Persons with young- or early-onset PD are typically progressing at a slower rate than those with later onset and have been shown to exhibit distinct biochemical features26,27,28. Although the time to loss of employment is longer in persons with earlier PD onset, so is the time of lost employment and the amount of lifetime earnings loss29. The slower disease progression and more future workforce participation and income at risk make persons with early-to-mid PD onset ideal for future interventions aiming to improve workforce participation after a PD diagnosis. However, the increased probability for underlying predisposing mutations in younger persons with PD must be considered as this may affect the generalizability of findings.
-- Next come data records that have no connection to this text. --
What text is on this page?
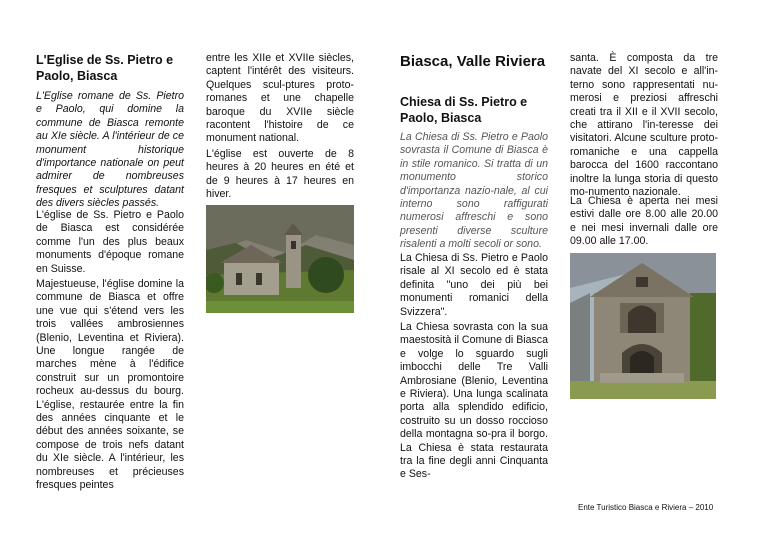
L'Eglise de Ss. Pietro e Paolo, Biasca

L'Eglise romane de Ss. Pietro e Paolo, qui domine la commune de Biasca remonte au XIe siècle. A l'intérieur de ce monument historique d'importance nationale on peut admirer de nombreuses fresques et sculptures datant des divers siècles passés.

L'église de Ss. Pietro e Paolo de Biasca est considérée comme l'un des plus beaux monuments d'époque romane en Suisse.

Majestueuse, l'église domine la commune de Biasca et offre une vue qui s'étend vers les trois vallées ambrosiennes (Blenio, Leventina et Riviera). Une longue rangée de marches mène à l'édifice construit sur un promontoire rocheux au-dessus du bourg. L'église, restaurée entre la fin des années cinquante et le début des années soixante, se compose de trois nefs datant du XIe siècle. A l'intérieur, les nombreuses et précieuses fresques peintes

entre les XIIe et XVIIe siècles, captent l'intérêt des visiteurs. Quelques scul-ptures proto-romanes et une chapelle baroque du XVIIe siècle racontent l'histoire de ce monument national.

L'église est ouverte de 8 heures à 20 heures en été et de 9 heures à 17 heures en hiver.

Biasca, Valle Riviera

Chiesa di Ss. Pietro e Paolo, Biasca

La Chiesa di Ss. Pietro e Paolo sovrasta il Comune di Biasca è in stile romanico. Si tratta di un monumento storico d'importanza nazio-nale, al cui interno sono raffigurati numerosi affreschi e sono presenti diverse sculture risalenti a molti secoli or sono.

La Chiesa di Ss. Pietro e Paolo risale al XI secolo ed è stata definita "uno dei più bei monumenti romanici della Svizzera".

La Chiesa sovrasta con la sua maestosità il Comune di Biasca e volge lo sguardo sugli imbocchi delle Tre Valli Ambrosiane (Blenio, Leventina e Riviera). Una lunga scalinata porta alla splendido edificio, costruito su un dosso roccioso della montagna so-pra il borgo. La Chiesa è stata restaurata tra la fine degli anni Cinquanta e Ses-

santa. È composta da tre navate del XI secolo e all'in-terno sono rappresentati nu-merosi e preziosi affreschi creati tra il XII e il XVII secolo, che attirano l'in-teresse dei visitatori. Alcune sculture proto-romaniche e una cappella barocca del 1600 raccontano inoltre la lunga storia di questo mo-numento nazionale.

La Chiesa è aperta nei mesi estivi dalle ore 8.00 alle 20.00 e nei mesi invernali dalle ore 09.00 alle 17.00.

Ente Turistico Biasca e Riviera – 2010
This study was based on the total Swedish population and just as for most previous studies on workforce participation in PD, the unique setup of a single country’s healthcare and social security system may affect the generalizability of the findings. Nevertheless, some of the findings are of particular interest. Workforce participation is reduced already at the time of a PD diagnosis and continues to decline during the course of the disease. The effect of DAT on working ability in PD is still not clear and, according to current routines, DATs are often introduced at a stage in the disease when many have already stopped working. Studies on the effect of DAT on the work ability of workforce active persons with PD are warranted. Supportive measures intended to facilitate workforce participation are needed shortly after the PD diagnosis has been established and structured interventions aiming to improve workforce participation for this population are warranted.